The entire athletic budget at many SWAC schools is less than the salary of a single Power Five coach. Total college basketball NIL spending hit $932.5 million in 2025-26. Power conference programs spend $7 to $10 million on NIL per roster. HBCUs spend nothing.
Madlock scheduled 11 of 13 non-conference games as revenue-generating road trips. That's how HBCU programs fund their operations. Start every season 2-11, then try to win the conference tournament.
"With HBCUs, you must get these money games," Madlock said.
The HBCU Coaching Gap
The Roster Problem
In 2024-25, Madlock had a championship team. Knox, CJ Hines, his son TJ. They were together, they were good, and they made history.
Of the 24 all-conference players from the SWAC and MEAC with remaining eligibility in 2025, 16 transferred to bigger programs. Sterling Young, the SWAC Player of the Year, went to Indiana State. Blake Harper from Howard went to Creighton. The best HBCU players leave every year, and HBCU coaches can't match the offers.
"You don't have years to build anymore," Howard's Kenneth Blakeney said. "You have months."
Norfolk State's Robert Jones was blunter: "HBCUs have to see the value in putting more money into NIL and revenue sharing to get these student-athletes to stay. Until we see the value in that, it's going to be like this all the time."
Madlock's 2025-26 team went 10-22. Same coach, same system, different roster. The championship was 12 months old and already ancient history.
The Son
TJ Madlock followed his father from South Carolina State to Alabama State. SWAC Newcomer of the Year as a freshman. 11 points, 7 rebounds in the Saint Francis win. He signed with the Detroit Pistons' summer league team after his senior year.
He was also the translator. Tony coaches hard. Describes his approach as "the GRIND." TJ was the guy in the locker room saying "don't worry about some of the stuff he's saying, let it come in one ear and process it." Father and son, coach and bridge. When TJ graduated, Madlock lost his best player and his best interpreter.

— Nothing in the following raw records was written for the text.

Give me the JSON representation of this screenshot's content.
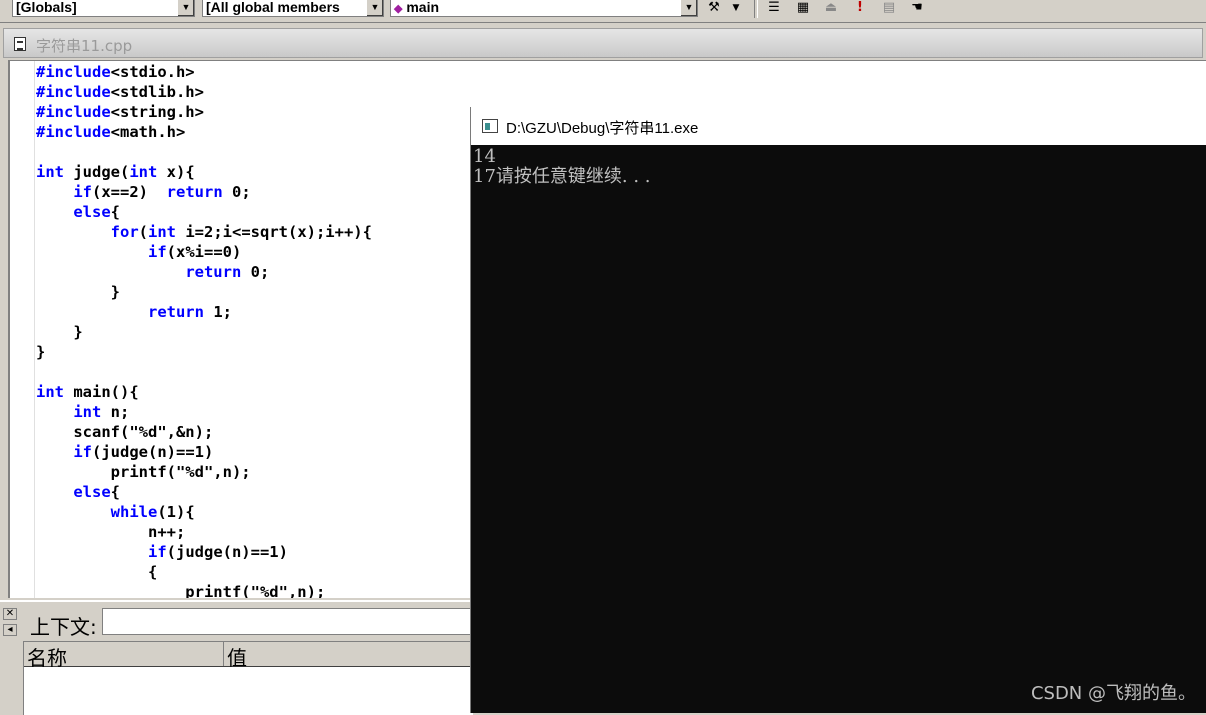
{
  "toolbar": {
    "scope_combo": "[Globals]",
    "members_combo": "[All global members",
    "function_combo": "main"
  },
  "editor": {
    "tab_title": "字符串11.cpp",
    "code_lines": [
      [
        {
          "t": "#include",
          "k": true
        },
        {
          "t": "<stdio.h>"
        }
      ],
      [
        {
          "t": "#include",
          "k": true
        },
        {
          "t": "<stdlib.h>"
        }
      ],
      [
        {
          "t": "#include",
          "k": true
        },
        {
          "t": "<string.h>"
        }
      ],
      [
        {
          "t": "#include",
          "k": true
        },
        {
          "t": "<math.h>"
        }
      ],
      [],
      [
        {
          "t": "int",
          "k": true
        },
        {
          "t": " judge("
        },
        {
          "t": "int",
          "k": true
        },
        {
          "t": " x){"
        }
      ],
      [
        {
          "t": "    "
        },
        {
          "t": "if",
          "k": true
        },
        {
          "t": "(x==2)  "
        },
        {
          "t": "return",
          "k": true
        },
        {
          "t": " 0;"
        }
      ],
      [
        {
          "t": "    "
        },
        {
          "t": "else",
          "k": true
        },
        {
          "t": "{"
        }
      ],
      [
        {
          "t": "        "
        },
        {
          "t": "for",
          "k": true
        },
        {
          "t": "("
        },
        {
          "t": "int",
          "k": true
        },
        {
          "t": " i=2;i<=sqrt(x);i++){"
        }
      ],
      [
        {
          "t": "            "
        },
        {
          "t": "if",
          "k": true
        },
        {
          "t": "(x%i==0)"
        }
      ],
      [
        {
          "t": "                "
        },
        {
          "t": "return",
          "k": true
        },
        {
          "t": " 0;"
        }
      ],
      [
        {
          "t": "        }"
        }
      ],
      [
        {
          "t": "            "
        },
        {
          "t": "return",
          "k": true
        },
        {
          "t": " 1;"
        }
      ],
      [
        {
          "t": "    }"
        }
      ],
      [
        {
          "t": "}"
        }
      ],
      [],
      [
        {
          "t": "int",
          "k": true
        },
        {
          "t": " main(){"
        }
      ],
      [
        {
          "t": "    "
        },
        {
          "t": "int",
          "k": true
        },
        {
          "t": " n;"
        }
      ],
      [
        {
          "t": "    scanf(\"%d\",&n);"
        }
      ],
      [
        {
          "t": "    "
        },
        {
          "t": "if",
          "k": true
        },
        {
          "t": "(judge(n)==1)"
        }
      ],
      [
        {
          "t": "        printf(\"%d\",n);"
        }
      ],
      [
        {
          "t": "    "
        },
        {
          "t": "else",
          "k": true
        },
        {
          "t": "{"
        }
      ],
      [
        {
          "t": "        "
        },
        {
          "t": "while",
          "k": true
        },
        {
          "t": "(1){"
        }
      ],
      [
        {
          "t": "            n++;"
        }
      ],
      [
        {
          "t": "            "
        },
        {
          "t": "if",
          "k": true
        },
        {
          "t": "(judge(n)==1)"
        }
      ],
      [
        {
          "t": "            {"
        }
      ],
      [
        {
          "t": "                printf(\"%d\",n);"
        }
      ]
    ]
  },
  "debug_panel": {
    "context_label": "上下文:",
    "col_name": "名称",
    "col_value": "值"
  },
  "console": {
    "title": "D:\\GZU\\Debug\\字符串11.exe",
    "lines": [
      "14",
      "17请按任意键继续. . ."
    ]
  },
  "watermark": "CSDN @飞翔的鱼。"
}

During that magical 2024-25 season, history was truly made
Why He Left
Madlock never said it publicly. He didn't have to.
He made $150,000 running a Division I program. He built a SWAC champion. He won a tournament game on one of the most absurd plays in March Madness history. His reward was a 10-22 season with a gutted roster and no tools to rebuild.
Memphis is his hometown. Hardaway is his friend. The associate HC title is technically a step down. The paycheck is not.
The history was real. The money wasn't.